Asa L. Duncan letter to Booker T. Washington – 1913
Letter to Booker T. Washington from Missoula District Court Judge Asa L. Duncan
From Asa Leland Duncan*
Missoula [Mont.] July 23, 1913
Dear Sir: I have for a number of years thought of writing to you. I doubt if you remember me though I am sure that I remember you when you and I were each small children. I have watched your course through life with no little interest and read your book Up from Slavery. I lived on a plantation a part of which joined the one on which you were born. You lived on what we called the Old Burroughs place. I lived when I saw you with my Grand father, Asa Holland, down the Turnpike below where you and your people lived. You may perhaps remember my grand father, Asa Holland. He was the post-master at the Hale’s Ford post office during the civil war and for a long time afterwards. The place just opposite, or nearly opposite where you were born was the place known as the Ferguson place. He was generally called Old Cy Ferguson. I recall him as a man of rather low stature, florid face, and was said to be a very hard master. I remember that he owned two slaves, one a very dark man called Jordan, and another mulatto, I think named Dennis. The reason I remember Jordan so well was that on one occasion in the winter, Jordan had run away and some one found him in the barn of my grand father. It was a cold snowy morning, and there was great excitement when they found him. Mr. Ferguson came and he was taken in to the post office and a colored boy named Giles, who belonged to my Grand father went out there to see him. Giles was much older than I and when I went out there they had this poor fellow with a rope around his waist. I was a very small child five or six years old, and I remember that when I looked in to the room and saw the rope, I was so agitated, and frightened, that I wept and told Giles to take me away. I never knew what became of Jordan after the emancipation. I think I recall seeing you several times and I will mention the incidents and would like to know if I am correct and if you memory corroborates my recollection. Miss Eliza Burroughs about the close of the War taught school at my great Uncle’s, Thomas Holland. She used to ride Horse-back there to teach. I think she went on Monday Morning and returned home on Friday afternoons, evenings as we call it there. And if I am not mistaken you used to go with her and take the horse back home and go for her. Some small colored boy did and I think it must have been you. Then again, I think they sent you at times to the post office in the yard of my Grand father on what we called “mail days” during the war.
If I am not mistaken once you were going to mill, the old grist mill, that was then known as Forges’ Mill down near Staunton River, on a small creek, however, and your sack of corn fell off. Of course it was impossible for you to again get it on the horse and you came back to the post office to get some one to put it back on the horse. My grand father sent his nephew, Alexander Holland to put it up for you.

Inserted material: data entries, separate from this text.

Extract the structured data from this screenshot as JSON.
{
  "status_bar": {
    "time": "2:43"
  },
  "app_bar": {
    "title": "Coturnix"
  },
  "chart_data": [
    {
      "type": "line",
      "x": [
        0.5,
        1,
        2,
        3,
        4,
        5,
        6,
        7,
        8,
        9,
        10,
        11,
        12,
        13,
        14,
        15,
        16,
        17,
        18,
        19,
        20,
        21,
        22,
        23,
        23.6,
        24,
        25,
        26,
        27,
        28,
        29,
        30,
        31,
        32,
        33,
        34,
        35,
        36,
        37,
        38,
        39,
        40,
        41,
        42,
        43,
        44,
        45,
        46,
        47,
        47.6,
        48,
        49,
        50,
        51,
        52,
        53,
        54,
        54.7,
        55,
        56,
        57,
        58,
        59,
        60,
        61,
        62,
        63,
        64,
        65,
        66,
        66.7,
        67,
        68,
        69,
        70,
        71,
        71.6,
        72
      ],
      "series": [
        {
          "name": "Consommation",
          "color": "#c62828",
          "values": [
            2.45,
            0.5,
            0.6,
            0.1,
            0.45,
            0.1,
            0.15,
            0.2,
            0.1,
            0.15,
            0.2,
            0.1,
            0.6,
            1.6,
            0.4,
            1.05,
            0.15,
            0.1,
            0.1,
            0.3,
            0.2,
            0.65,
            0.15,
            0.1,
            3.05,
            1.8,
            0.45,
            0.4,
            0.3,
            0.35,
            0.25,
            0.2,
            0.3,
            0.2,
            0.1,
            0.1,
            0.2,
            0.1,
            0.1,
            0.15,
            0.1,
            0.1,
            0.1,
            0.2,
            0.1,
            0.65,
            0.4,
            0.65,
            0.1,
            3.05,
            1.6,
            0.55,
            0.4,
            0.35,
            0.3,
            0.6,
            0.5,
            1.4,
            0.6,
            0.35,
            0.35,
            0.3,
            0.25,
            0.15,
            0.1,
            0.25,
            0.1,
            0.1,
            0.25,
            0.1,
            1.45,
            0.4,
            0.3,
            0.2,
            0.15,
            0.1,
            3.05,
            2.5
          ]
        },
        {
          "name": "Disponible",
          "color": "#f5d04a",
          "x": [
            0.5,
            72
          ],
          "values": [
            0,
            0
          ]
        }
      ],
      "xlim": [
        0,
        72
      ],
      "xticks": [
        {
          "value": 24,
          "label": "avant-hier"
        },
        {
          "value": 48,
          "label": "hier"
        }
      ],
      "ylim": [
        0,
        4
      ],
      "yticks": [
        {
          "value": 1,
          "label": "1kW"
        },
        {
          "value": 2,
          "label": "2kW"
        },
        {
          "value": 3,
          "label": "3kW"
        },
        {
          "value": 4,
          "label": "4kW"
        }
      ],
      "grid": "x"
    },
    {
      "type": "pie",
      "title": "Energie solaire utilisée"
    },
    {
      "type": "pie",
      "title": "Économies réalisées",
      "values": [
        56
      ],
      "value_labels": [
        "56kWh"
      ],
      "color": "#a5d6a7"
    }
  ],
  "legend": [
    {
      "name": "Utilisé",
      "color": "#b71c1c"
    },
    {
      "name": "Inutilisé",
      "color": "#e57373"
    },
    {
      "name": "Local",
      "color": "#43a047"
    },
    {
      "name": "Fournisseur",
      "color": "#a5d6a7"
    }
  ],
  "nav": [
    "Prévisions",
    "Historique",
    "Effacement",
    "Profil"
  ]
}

I suppose that you are entirely too old now or were then too young to recall these little incidents and I should perhaps not remember them but for the fact that for years I have heard and read of you with much interest. For I can realize in some small way what you have done, the great good you have done for your race and the people of this country by your educational work.
My own life has been a very hard one especially my boyhood days and my efforts to get an education.
I was in Virginia about a year ago and My Aunt, Anne Leitch Duncan, who was Anne Leitch Holland, a daughter of Asa Holland whom I have mentioned above, told me of your visit there and of the little speech that you [gave] when you went back there several years ago. It made a strong impression on her I know for the reason that she gave me the very ideas and seemed to have remembered nearly every thing that you said.
I saw one of my old playmates, a colored man, named James Holland. He lives near where you lived when you were living there. He lives out on Gills Creek on some land which I helped to buy a number of years ago. The land belonged at one time to the Dillons. You may recall the name.
For years I have thought I would write you and learn if you remembered any of these incidents. As we both came from the same neighborhood, and probably had some acquaintances in common, I wished to learn if you recalled any of the things, people or incidents mentioned in this letter. It has been so long ago that it is all like a dream to me.
If you feel like doing so I would be glad to have a reply to this. Yours sincerely,
Asa L. Duncan
TLS Con. 934 BTW Papers DLC. Written on stationery of the Montana district court, fourth judicial district, of which Asa L. Duncan was judge.
1. Asa Leland Duncan (b. 1857) lived for a time with his grandfather, Asa Holland, in Hale’s Ford, Va., where he knew BTW. A graduate of Washington Lee University, he moved to Missoula, Mont., where he became a lawyer and in 1912 a state district judge.
The above letter is taken from ‘The Booker T. Washington papers, Volume 12’ by Booker T. Washington.
Asa Duncan was an early Missoula County Attorney and a member of the 1st Montana Infantry during the Spanish American War. He was also a district court judge in Missoula from 1913 to 1937, serving the second longest term as a jurist in Montana history, according to National Register of Historic Places.